M. François-Noël Buffet, président. - Nous examinons à présent le rapport de notre collègue Agnès Canayer sur le projet de loi constitutionnelle relatif à la liberté de recourir à l'interruption volontaire de grossesse.

Mme Agnès Canayer, rapporteur. - Nous voilà réunis pour la troisième fois en seize mois pour débattre de la constitutionnalisation de l'interruption volontaire de grossesse (IVG).

L'IVG est entrée dans notre droit grâce à l'engagement de Simone Veil qui a fait adopter la loi du 17 janvier 1975 visant à inscrire dans le code de la santé publique le droit pour la femme enceinte qui ne veut pas poursuivre sa grossesse d'en demander l'interruption auprès d'un médecin ou d'une sage-femme. Ce droit à l'IVG a été renforcé à de nombreuses reprises depuis lors. Vous connaissez comme moi les réformes qui ont permis d'allonger les délais, notamment jusqu'à quatorze semaines en 2022. Cette même année, 234 000 IVG ont été pratiquées en France, soit un taux encore jamais atteint.

Le 19 octobre 2022, le Sénat a rejeté la proposition de loi de Mélanie Vogel et ses collègues du groupe Écologiste - Solidarité et Territoires qui visait à inscrire à l'article 66-2 de la Constitution le fait que nul ne peut porter atteinte au droit à l'interruption volontaire de grossesse et à la contraception. Le 1er février 2023, soit quelques mois plus tard, le Sénat a adopté la proposition de loi des députées Mathilde Panot et Aurore Bergé qui visait également à inscrire à l'article 66-2 de la Constitution l'accès effectif et égal au droit à l'interruption volontaire de grossesse, mais en la modifiant, sur l'initiative de notre collègue Philippe Bas. Le texte remanié prévoyait ainsi d'ajouter à l'article 34 de la Constitution la formulation suivante : « La loi détermine les conditions dans lesquelles s'exerce la liberté de la femme de mettre fin à sa grossesse. »

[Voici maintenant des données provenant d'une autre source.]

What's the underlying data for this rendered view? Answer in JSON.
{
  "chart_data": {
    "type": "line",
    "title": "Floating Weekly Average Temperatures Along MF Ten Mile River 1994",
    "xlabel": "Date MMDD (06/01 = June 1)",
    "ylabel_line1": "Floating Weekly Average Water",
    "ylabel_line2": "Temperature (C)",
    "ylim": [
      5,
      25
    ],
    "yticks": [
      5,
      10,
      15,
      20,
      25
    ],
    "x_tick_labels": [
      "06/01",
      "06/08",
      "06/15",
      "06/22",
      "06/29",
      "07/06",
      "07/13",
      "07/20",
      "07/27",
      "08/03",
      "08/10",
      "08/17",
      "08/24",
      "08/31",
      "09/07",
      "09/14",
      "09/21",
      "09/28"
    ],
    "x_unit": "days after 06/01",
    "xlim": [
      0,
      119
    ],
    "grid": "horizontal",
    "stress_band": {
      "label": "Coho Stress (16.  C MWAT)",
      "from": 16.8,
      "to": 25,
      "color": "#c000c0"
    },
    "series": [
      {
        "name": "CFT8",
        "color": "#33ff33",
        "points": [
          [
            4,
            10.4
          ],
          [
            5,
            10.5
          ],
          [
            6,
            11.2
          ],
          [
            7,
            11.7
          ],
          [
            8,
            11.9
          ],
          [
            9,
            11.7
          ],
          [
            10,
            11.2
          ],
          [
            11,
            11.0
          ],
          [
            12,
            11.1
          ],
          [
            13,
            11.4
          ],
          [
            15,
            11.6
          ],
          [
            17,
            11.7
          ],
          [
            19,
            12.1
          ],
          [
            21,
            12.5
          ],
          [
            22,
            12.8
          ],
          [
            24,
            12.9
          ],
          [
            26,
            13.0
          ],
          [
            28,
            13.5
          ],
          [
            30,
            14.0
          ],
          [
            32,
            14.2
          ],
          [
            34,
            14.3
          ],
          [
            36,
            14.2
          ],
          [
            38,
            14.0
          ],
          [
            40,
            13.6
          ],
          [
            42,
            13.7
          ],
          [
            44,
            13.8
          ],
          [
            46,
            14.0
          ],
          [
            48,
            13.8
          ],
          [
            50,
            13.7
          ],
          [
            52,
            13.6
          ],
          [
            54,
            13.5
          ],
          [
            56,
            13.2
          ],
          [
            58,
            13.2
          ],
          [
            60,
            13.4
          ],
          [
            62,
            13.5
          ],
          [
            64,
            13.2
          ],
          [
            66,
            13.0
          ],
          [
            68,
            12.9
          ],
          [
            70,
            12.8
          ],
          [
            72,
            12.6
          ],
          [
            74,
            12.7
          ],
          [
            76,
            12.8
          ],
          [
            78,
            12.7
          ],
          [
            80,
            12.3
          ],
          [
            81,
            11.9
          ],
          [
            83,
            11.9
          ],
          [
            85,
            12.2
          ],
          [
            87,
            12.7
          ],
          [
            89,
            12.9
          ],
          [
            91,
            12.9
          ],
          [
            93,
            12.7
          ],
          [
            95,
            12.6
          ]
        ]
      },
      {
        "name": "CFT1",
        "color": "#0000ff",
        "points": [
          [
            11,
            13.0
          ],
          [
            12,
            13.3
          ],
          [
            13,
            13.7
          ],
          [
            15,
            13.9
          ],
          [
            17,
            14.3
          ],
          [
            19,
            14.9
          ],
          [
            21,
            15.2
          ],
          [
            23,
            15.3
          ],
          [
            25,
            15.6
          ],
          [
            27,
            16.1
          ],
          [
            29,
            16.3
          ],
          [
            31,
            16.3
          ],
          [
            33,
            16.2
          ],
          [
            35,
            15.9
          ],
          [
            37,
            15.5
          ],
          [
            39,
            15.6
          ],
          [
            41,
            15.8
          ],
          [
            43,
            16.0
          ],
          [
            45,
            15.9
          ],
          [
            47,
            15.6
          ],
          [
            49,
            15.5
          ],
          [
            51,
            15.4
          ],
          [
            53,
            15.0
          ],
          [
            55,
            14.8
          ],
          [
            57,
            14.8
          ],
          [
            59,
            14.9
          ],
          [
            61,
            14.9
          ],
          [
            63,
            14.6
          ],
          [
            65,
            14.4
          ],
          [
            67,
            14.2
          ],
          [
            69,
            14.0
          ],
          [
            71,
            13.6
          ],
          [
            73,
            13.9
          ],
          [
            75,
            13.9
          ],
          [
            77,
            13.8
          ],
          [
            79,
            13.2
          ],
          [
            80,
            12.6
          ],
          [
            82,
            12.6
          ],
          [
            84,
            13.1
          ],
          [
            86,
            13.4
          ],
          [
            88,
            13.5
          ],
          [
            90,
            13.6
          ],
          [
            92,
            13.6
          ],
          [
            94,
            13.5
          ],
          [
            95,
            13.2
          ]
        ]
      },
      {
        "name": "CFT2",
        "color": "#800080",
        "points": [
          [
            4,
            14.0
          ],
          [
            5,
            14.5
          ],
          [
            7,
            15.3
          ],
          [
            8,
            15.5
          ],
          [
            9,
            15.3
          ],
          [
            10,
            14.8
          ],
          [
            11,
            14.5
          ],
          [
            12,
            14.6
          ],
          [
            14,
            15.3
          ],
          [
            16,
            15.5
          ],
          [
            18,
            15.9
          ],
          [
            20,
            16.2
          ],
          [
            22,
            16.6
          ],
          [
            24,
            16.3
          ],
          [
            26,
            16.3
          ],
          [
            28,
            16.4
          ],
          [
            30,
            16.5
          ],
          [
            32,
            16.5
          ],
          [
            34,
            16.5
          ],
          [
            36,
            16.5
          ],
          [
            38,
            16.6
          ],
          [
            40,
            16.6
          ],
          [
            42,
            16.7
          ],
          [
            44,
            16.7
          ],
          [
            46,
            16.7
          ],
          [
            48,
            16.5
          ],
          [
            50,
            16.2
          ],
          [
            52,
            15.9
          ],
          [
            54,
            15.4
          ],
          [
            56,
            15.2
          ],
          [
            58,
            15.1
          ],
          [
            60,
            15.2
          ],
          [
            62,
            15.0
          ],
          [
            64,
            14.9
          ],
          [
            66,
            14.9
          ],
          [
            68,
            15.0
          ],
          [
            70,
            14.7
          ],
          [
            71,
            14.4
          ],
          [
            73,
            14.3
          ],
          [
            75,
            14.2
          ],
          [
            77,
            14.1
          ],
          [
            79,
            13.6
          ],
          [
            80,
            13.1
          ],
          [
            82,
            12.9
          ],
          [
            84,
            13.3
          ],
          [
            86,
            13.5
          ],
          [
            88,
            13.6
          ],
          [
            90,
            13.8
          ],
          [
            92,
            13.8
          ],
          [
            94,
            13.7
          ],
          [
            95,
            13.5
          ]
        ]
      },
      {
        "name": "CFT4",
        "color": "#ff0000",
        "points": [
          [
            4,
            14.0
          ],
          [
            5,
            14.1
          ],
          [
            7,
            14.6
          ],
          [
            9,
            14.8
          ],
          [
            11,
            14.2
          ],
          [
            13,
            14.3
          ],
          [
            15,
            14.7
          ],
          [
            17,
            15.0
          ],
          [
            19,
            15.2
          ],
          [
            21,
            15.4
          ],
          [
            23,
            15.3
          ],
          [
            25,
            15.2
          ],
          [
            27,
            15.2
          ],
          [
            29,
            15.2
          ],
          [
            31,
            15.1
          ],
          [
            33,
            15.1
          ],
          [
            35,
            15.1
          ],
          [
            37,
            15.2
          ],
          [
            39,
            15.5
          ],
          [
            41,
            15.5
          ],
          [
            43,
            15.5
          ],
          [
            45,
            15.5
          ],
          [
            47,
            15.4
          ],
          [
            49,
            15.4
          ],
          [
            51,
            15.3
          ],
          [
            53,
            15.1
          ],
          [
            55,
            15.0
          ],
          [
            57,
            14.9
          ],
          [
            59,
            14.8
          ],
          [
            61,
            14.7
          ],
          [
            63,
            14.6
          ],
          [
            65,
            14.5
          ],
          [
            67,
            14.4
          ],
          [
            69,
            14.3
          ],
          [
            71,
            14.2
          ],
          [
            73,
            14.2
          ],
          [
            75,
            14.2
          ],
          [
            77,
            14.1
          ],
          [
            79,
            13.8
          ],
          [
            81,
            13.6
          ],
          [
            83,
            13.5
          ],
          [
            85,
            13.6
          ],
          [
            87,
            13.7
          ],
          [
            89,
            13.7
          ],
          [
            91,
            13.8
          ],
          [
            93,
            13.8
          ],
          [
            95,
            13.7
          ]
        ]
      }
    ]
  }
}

Nous nous retrouvons donc pour une troisième tentative : il s'agit, sur l'initiative du Gouvernement, d'inscrire à l'article 34 de la Constitution le principe selon lequel « la loi détermine les conditions dans lesquelles s'exerce la liberté garantie à la femme d'avoir recours à une interruption volontaire de grossesse ».

Certaines questions restent d'actualité et nous en avons déjà débattu. Premièrement, faut-il consacrer dans la Constitution le droit à l'interruption volontaire de grossesse ? Deuxièmement, cette consécration garantira-t-elle véritablement un accès effectif sur le territoire de toutes les femmes à l'interruption volontaire de grossesse ?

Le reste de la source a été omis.